Tell the truth. How often do you think people lie? You’ll find all kinds of answers to that question:
- A study from a while back in the Journal of Basic and Applied Social Psychology suggested that lying might be rampant, with 60 percent of people admitting to lying after just a single 10-minute conversation.
- No, says deception expert Timothy Levine of the University of Alabama, Birmingham, whose work is more recent: It’s much less frequent. More like once or twice a day on average.
- But author Pamela Meyer, who wrote a book about lying and gave a super-popular TED Talk on the subject, looks at it the other way, suggesting that most people are on the receiving end of between 10 and and 200 lies every single day.
Truth to tell, I have no idea who is right. Regardless, wouldn’t it would be useful to know with more certainty whether someone is telling the truth?
This is where science comes in.
Writing recently in the peer-reviewed journal, International Journal of Psychology & Behavior Analysis, Aldert Vrij, a professor of applied social psychology at the University of Portsmouth in England, revealed a new study that suggests a simple trick can make it easier to expose liars.
It has to do with finding ways to increase their cognitive load, so that maintaining a lie becomes more difficult. More specifically, Vrij and his colleagues’ work suggests getting people to focus part of their attention on another important concept or task–while you simultaneously question them about whatever you think they might be lying about.
The study involved 164 volunteers who were asked to describe (truthfully) their positions on “various societal topics that were in the news,” as a university summary described it.
Then, the volunteers were divided into two groups: a cohort that would tell the truth when inquired about their feelings by a separate group of interviewers, and a second cohort that was told to lie as convincingly as possible.
From there, the volunteers were further divided into three subgroups:
- One group of volunteers was asked to remember and recall a car registration number–representing a secondary mental task.
- A second group of volunteers was also asked to recall the registration, but they were additionally told that this detail was extremely important, and that they would be penalized if they could not remember it correctly.
- The final group of volunteers had no mention of the car registration at all.
The result? Volunteers who had been instructed to lie, and who were in the second group — the ones who asked to remember the registration and also told that it was important that they do so — were much less likely to be able to deceive the study interviewers than those in either the first or the third groups.
“Our research has shown that truths and lies can sound equally plausible as long as lie tellers are given a good opportunity to think what to say,” Vrij said afterward. “When the opportunity to think becomes less, truths often sound more plausible than lies.”
Vrij is not the first person to suggest that mental distraction might make it harder for people to keep the details of a lie straight. But I think the specifics here make the study especially interesting–and especially if you rely on being able to identify truth-tellers in business.
In short, I think it’s about a strategic approach to the dilemma, rather than a more limited tactical one.
For example, let’s go back to the extremely popular TED Talk we mentioned at the outset by Meyer, which has more than 31 million views. The secrets to revealing liars that she describes are largely about linguistic and behavioral “tells,” such as:
- Non-contracted denials (unexpectedly formal language, like the example she gives of Bill Clinton saying, “I did not have sexual relations with that woman, Miss Lewinsky”), or
- Distancing language, like, “To tell you the truth…” or “In all honesty…”

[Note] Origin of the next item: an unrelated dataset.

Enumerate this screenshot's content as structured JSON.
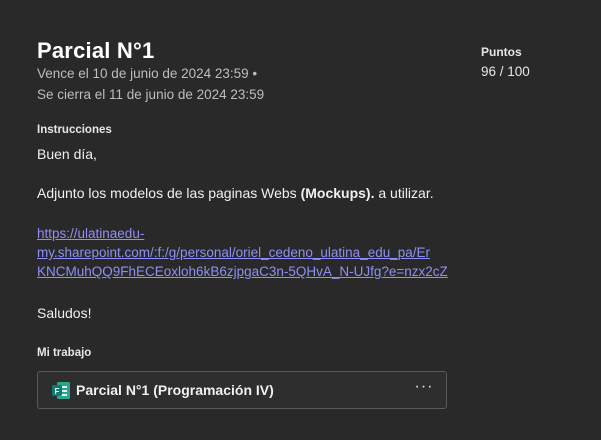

- Suspicious body language. For example, she says, liars supposedly freeze their upper bodies more often, and can tend to force eye contact.
“Liars will shift their blink rate,” Meyer goes on to say, and “point their feet toward an exit … [and] will take barrier objects and put them between themselves and the person that is interviewing them.”
As intriguing as it all sounds, do you see what I mean about it sounding tactical, rather than strategic?
Even if all of these “tells” did correlate with lying, truth-seekers and serious liars might wind up in a sort of arm’s race, with the best liars discovering the “tells” and then learning not to exhibit them.
With a more strategic approach, like the Portsmouth study, you’re not looking so much for specific behaviors–but instead throwing the less-truthful among us off their game, by adding components that make it harder for them to keep false stories straight in the first place.
Now, Vrig and his colleagues recognize that there are limits to the exact scenario they studied. Certainly, things would get a bit odd if you tried to open a job interview or a business negotiation by asking someone to memorize a car registration number.
But you could add other complexities and mental distractions. A few ideas:
- Perhaps there’s something to the idea of people making deals on the golf course; the game itself might function as the extra mental effort in the Portsmouth study.
- Or else, Vrij suggests introducing a task like “driving a car.” He goes on to day that he means a “simulator;” but why not try to arrange to discuss a potential position with someone while you asked them to drive you somewhere?
- Or else, maybe it’s as easy as pushing for more details in a negotiation when you know that the other side has a deadline or another important task at the same time.
As I write in my free ebook, Neuroscience: 13 Ways to Understand and Train Your Brain for Life, there’s nothing more fascinating than the human brain, and the unexpected ways in which it works.
And if a little trick like increasing cognitive load so that lying becomes less effective, they why not give it a try? Honestly, I’d love to hear how it works for you.